We arrived in Crete.  This interesting city at one time had a substantial Bohemian population, but many of them have left, and a substantial number of Hispanics have moved in.  Since I was in Nebraska, I wanted to eat at Runza, a Nebraska institution serving the runza food that the Volga Germans who immigrated here brought with them. 

All that I remember about the food is that I accidentally ordered something with mushrooms.  I do not like mushrooms and almost never eat them, and I never (deliberately) purchase them; more specifically, I dislike mushrooms.  My only guess about how this purchasing mistake happened is that my little brain confused mushrooms – or the picture showing the mushrooms – for the cabbage that generally comes inside of a runza.  Like with mushrooms, I almost never eat cabbage and do not purchase cabbage, but, unlike with mushrooms, I do not dislike cabbage.  Anyway, if I ever return to Nebraska, I guess I’ll just have to return to Runza and order correctly.

Well, that was fun.  We then returned to Pleasant Dale, and I said goodbye to the friends and the dogs.  I love you guys; thanks.

Coal Trains Ad Nauseum

Yeah, I was sick of coal trains, after only a tad bit more than 24 hours in the Lincoln area.  In the pictures in this article, you saw a total of six trains (you saw, at Ashland, only the cars, no locomotives, for one of the empty coal trains, which might have actually been the same empty that we saw in the afternoon, which would mean that we really only saw five trains today); of those six (or five), all but two were coal trains, and one of those two was another type of unit train, one that, too, is common around here.  The one carload train that we saw today was a local of almost entirely tank cars.  Today was a good day, but, relatively speaking, the trains were somewhat boring, at least once they became repetitive.

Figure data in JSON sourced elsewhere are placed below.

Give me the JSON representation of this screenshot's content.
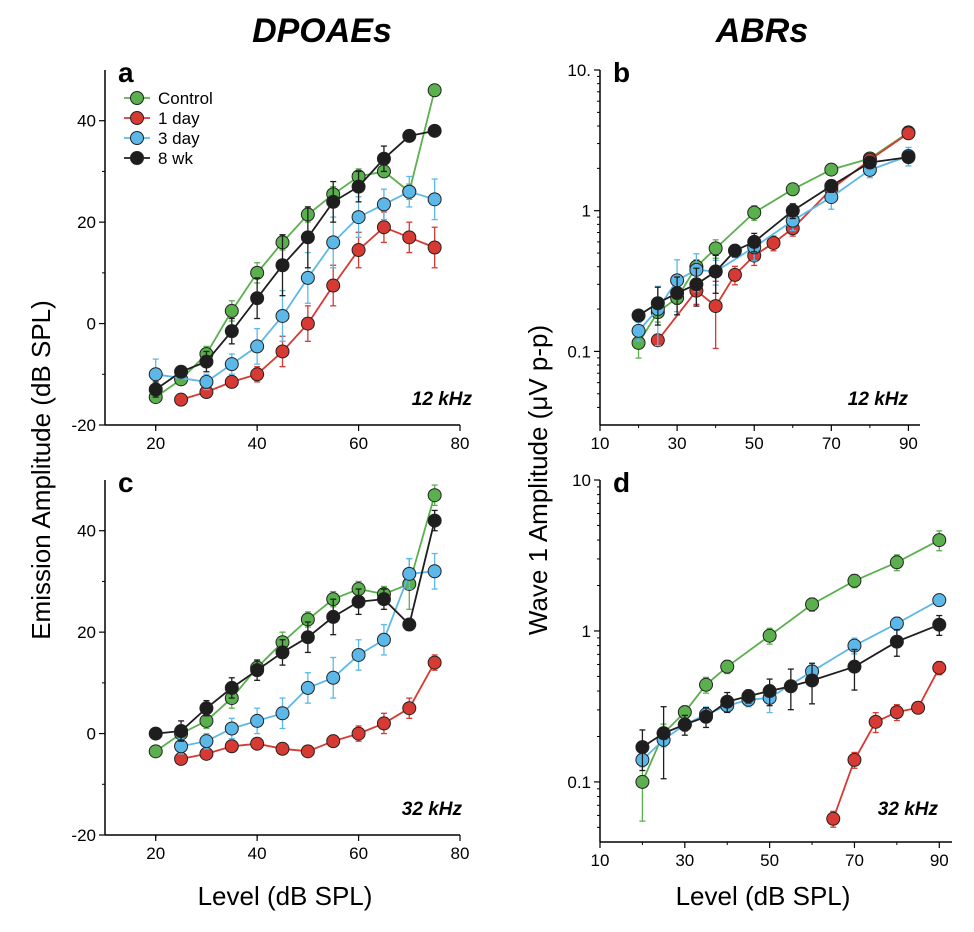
{
  "colors": {
    "Control": "#5bb04e",
    "1 day": "#d63a32",
    "3 day": "#5cb8e8",
    "8 wk": "#1e1e1e"
  },
  "titles": {
    "left": "DPOAEs",
    "right": "ABRs"
  },
  "axis_labels": {
    "left_y": "Emission Amplitude (dB SPL)",
    "right_y": "Wave 1 Amplitude (μV p-p)",
    "left_x": "Level (dB SPL)",
    "right_x": "Level (dB SPL)"
  },
  "legend": [
    "Control",
    "1 day",
    "3 day",
    "8 wk"
  ],
  "chart_data": [
    {
      "id": "a",
      "type": "line",
      "panel_label": "a",
      "freq_label": "12 kHz",
      "xlim": [
        10,
        80
      ],
      "ylim": [
        -20,
        50
      ],
      "yscale": "linear",
      "xticks": [
        20,
        40,
        60,
        80
      ],
      "yticks": [
        -20,
        0,
        20,
        40
      ],
      "series": [
        {
          "name": "Control",
          "x": [
            20,
            25,
            30,
            35,
            40,
            45,
            50,
            55,
            60,
            65,
            70,
            75
          ],
          "y": [
            -14.5,
            -11,
            -6,
            2.5,
            10,
            16,
            21.5,
            25.5,
            29,
            30,
            26,
            46
          ],
          "err": [
            0,
            0,
            1.5,
            2,
            2,
            1.5,
            1.5,
            1.5,
            1.5,
            0,
            1.5,
            0
          ]
        },
        {
          "name": "1 day",
          "x": [
            25,
            30,
            35,
            40,
            45,
            50,
            55,
            60,
            65,
            70,
            75
          ],
          "y": [
            -15,
            -13.5,
            -11.5,
            -10,
            -5.5,
            0,
            7.5,
            14.5,
            19,
            17,
            15
          ],
          "err": [
            0,
            0,
            1,
            1.5,
            3,
            3.5,
            4,
            3.5,
            3,
            3,
            4
          ]
        },
        {
          "name": "3 day",
          "x": [
            20,
            30,
            35,
            40,
            45,
            50,
            55,
            60,
            65,
            70,
            75
          ],
          "y": [
            -10,
            -11.5,
            -8,
            -4.5,
            1.5,
            9,
            16,
            21,
            23.5,
            26,
            24.5
          ],
          "err": [
            3,
            1.5,
            2,
            3.5,
            5,
            5,
            5,
            4,
            3,
            3,
            4
          ]
        },
        {
          "name": "8 wk",
          "x": [
            20,
            25,
            30,
            35,
            40,
            45,
            50,
            55,
            60,
            65,
            70,
            75
          ],
          "y": [
            -13,
            -9.5,
            -7.5,
            -1.5,
            5,
            11.5,
            17,
            24,
            27,
            32.5,
            37,
            38
          ],
          "err": [
            1.5,
            1,
            2,
            2.5,
            4,
            6,
            6,
            4,
            3,
            2.5,
            0,
            0
          ]
        }
      ]
    },
    {
      "id": "b",
      "type": "line",
      "panel_label": "b",
      "freq_label": "12 kHz",
      "xlim": [
        10,
        93
      ],
      "ylim": [
        0.03,
        10
      ],
      "yscale": "log",
      "xticks": [
        10,
        30,
        50,
        70,
        90
      ],
      "yticks": [
        0.1,
        1,
        10
      ],
      "ytick_labels": [
        "0.1",
        "1",
        "10."
      ],
      "series": [
        {
          "name": "Control",
          "x": [
            20,
            25,
            30,
            35,
            40,
            50,
            60,
            70,
            80,
            90
          ],
          "y": [
            0.115,
            0.19,
            0.24,
            0.4,
            0.54,
            0.97,
            1.42,
            1.96,
            2.35,
            3.6
          ],
          "err_frac": [
            0.22,
            0.15,
            0.1,
            0.12,
            0.15,
            0.12,
            0.06,
            0.06,
            0.06,
            0.05
          ]
        },
        {
          "name": "1 day",
          "x": [
            25,
            35,
            40,
            45,
            50,
            55,
            60,
            70,
            80,
            90
          ],
          "y": [
            0.12,
            0.27,
            0.21,
            0.35,
            0.48,
            0.59,
            0.75,
            1.42,
            2.3,
            3.55
          ],
          "err_frac": [
            0,
            0.2,
            0.5,
            0.15,
            0.15,
            0.12,
            0.12,
            0.1,
            0.08,
            0.06
          ]
        },
        {
          "name": "3 day",
          "x": [
            20,
            25,
            30,
            35,
            40,
            50,
            60,
            70,
            80,
            90
          ],
          "y": [
            0.14,
            0.2,
            0.32,
            0.38,
            0.37,
            0.55,
            0.85,
            1.25,
            1.95,
            2.45
          ],
          "err_frac": [
            0.15,
            0.45,
            0.4,
            0.3,
            0.2,
            0.2,
            0.15,
            0.18,
            0.12,
            0.15
          ]
        },
        {
          "name": "8 wk",
          "x": [
            20,
            25,
            30,
            35,
            40,
            45,
            50,
            60,
            70,
            80,
            90
          ],
          "y": [
            0.18,
            0.22,
            0.26,
            0.3,
            0.37,
            0.52,
            0.6,
            1.0,
            1.5,
            2.2,
            2.4
          ],
          "err_frac": [
            0,
            0.3,
            0.3,
            0.3,
            0.3,
            0.1,
            0.15,
            0.12,
            0.1,
            0.08,
            0.06
          ]
        }
      ]
    },
    {
      "id": "c",
      "type": "line",
      "panel_label": "c",
      "freq_label": "32 kHz",
      "xlim": [
        10,
        80
      ],
      "ylim": [
        -20,
        50
      ],
      "yscale": "linear",
      "xticks": [
        20,
        40,
        60,
        80
      ],
      "yticks": [
        -20,
        0,
        20,
        40
      ],
      "series": [
        {
          "name": "Control",
          "x": [
            20,
            25,
            30,
            35,
            40,
            45,
            50,
            55,
            60,
            65,
            70,
            75
          ],
          "y": [
            -3.5,
            0,
            2.5,
            7,
            13,
            18,
            22.5,
            26.5,
            28.5,
            27.5,
            29.5,
            47
          ],
          "err": [
            0,
            1.5,
            1.5,
            2,
            1.5,
            2,
            1.5,
            1.5,
            1.5,
            1.5,
            5,
            2
          ]
        },
        {
          "name": "1 day",
          "x": [
            25,
            30,
            35,
            40,
            45,
            50,
            55,
            60,
            65,
            70,
            75
          ],
          "y": [
            -5,
            -4,
            -2.5,
            -2,
            -3,
            -3.5,
            -1.5,
            0,
            2,
            5,
            14
          ],
          "err": [
            0,
            0,
            0,
            0,
            0,
            0,
            0,
            1.5,
            2,
            2,
            1.5
          ]
        },
        {
          "name": "3 day",
          "x": [
            25,
            30,
            35,
            40,
            45,
            50,
            55,
            60,
            65,
            70,
            75
          ],
          "y": [
            -2.5,
            -1.5,
            1,
            2.5,
            4,
            9,
            11,
            15.5,
            18.5,
            31.5,
            32
          ],
          "err": [
            1.5,
            1.5,
            2,
            2.5,
            3,
            3,
            4,
            3,
            3,
            3,
            3.5
          ]
        },
        {
          "name": "8 wk",
          "x": [
            20,
            25,
            30,
            35,
            40,
            45,
            50,
            55,
            60,
            65,
            70,
            75
          ],
          "y": [
            0,
            0.5,
            5,
            9,
            12.5,
            16,
            19,
            23,
            26,
            26.5,
            21.5,
            42
          ],
          "err": [
            0,
            2,
            1.5,
            2,
            2,
            2.5,
            3,
            3.5,
            2.5,
            2,
            0,
            2
          ]
        }
      ]
    },
    {
      "id": "d",
      "type": "line",
      "panel_label": "d",
      "freq_label": "32 kHz",
      "xlim": [
        10,
        93
      ],
      "ylim": [
        0.04,
        10
      ],
      "yscale": "log",
      "xticks": [
        10,
        30,
        50,
        70,
        90
      ],
      "yticks": [
        0.1,
        1,
        10
      ],
      "ytick_labels": [
        "0.1",
        "1",
        "10"
      ],
      "series": [
        {
          "name": "Control",
          "x": [
            20,
            25,
            30,
            35,
            40,
            50,
            60,
            70,
            80,
            90
          ],
          "y": [
            0.1,
            0.21,
            0.29,
            0.44,
            0.58,
            0.93,
            1.5,
            2.15,
            2.85,
            4.0
          ],
          "err_frac": [
            0.45,
            0.15,
            0.1,
            0.12,
            0.1,
            0.12,
            0.1,
            0.1,
            0.12,
            0.15
          ]
        },
        {
          "name": "1 day",
          "x": [
            65,
            70,
            75,
            80,
            85,
            90
          ],
          "y": [
            0.057,
            0.14,
            0.25,
            0.29,
            0.31,
            0.57
          ],
          "err_frac": [
            0.12,
            0.12,
            0.15,
            0.12,
            0.05,
            0.1
          ]
        },
        {
          "name": "3 day",
          "x": [
            20,
            25,
            30,
            35,
            40,
            45,
            50,
            60,
            70,
            80,
            90
          ],
          "y": [
            0.14,
            0.19,
            0.24,
            0.28,
            0.32,
            0.35,
            0.36,
            0.54,
            0.8,
            1.12,
            1.6
          ],
          "err_frac": [
            0.1,
            0.1,
            0.1,
            0.12,
            0.1,
            0.1,
            0.2,
            0.1,
            0.12,
            0.1,
            0.06
          ]
        },
        {
          "name": "8 wk",
          "x": [
            20,
            25,
            30,
            35,
            40,
            45,
            50,
            55,
            60,
            70,
            80,
            90
          ],
          "y": [
            0.17,
            0.21,
            0.24,
            0.27,
            0.34,
            0.37,
            0.4,
            0.43,
            0.47,
            0.58,
            0.85,
            1.1
          ],
          "err_frac": [
            0.3,
            0.5,
            0.15,
            0.15,
            0.15,
            0.1,
            0.2,
            0.3,
            0.3,
            0.3,
            0.2,
            0.15
          ]
        }
      ]
    }
  ]
}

Q, at some point on this visit, introduced me to the term “AFCT” as a means of expressing disappointment or dismay at finding a train only to see that it looks the same as most of the other trains around here; I will leave to your imagination the task of inferring of for what the letters “AFCT” stand.

Eastward To Omaha

With the darkness of dusk fallen, I got on the Interstate Highway and headed eastward to Omaha for a reunion with my pal TS; I had not seen him in nearly two years, and those two years were tumultuous.  So, we had plenty on which to catch up, and it was really great to see him.

This has been a great day!

So ends – or so ended – Day 4 of Jimbaux’s 2012 Spring Break Road Trip.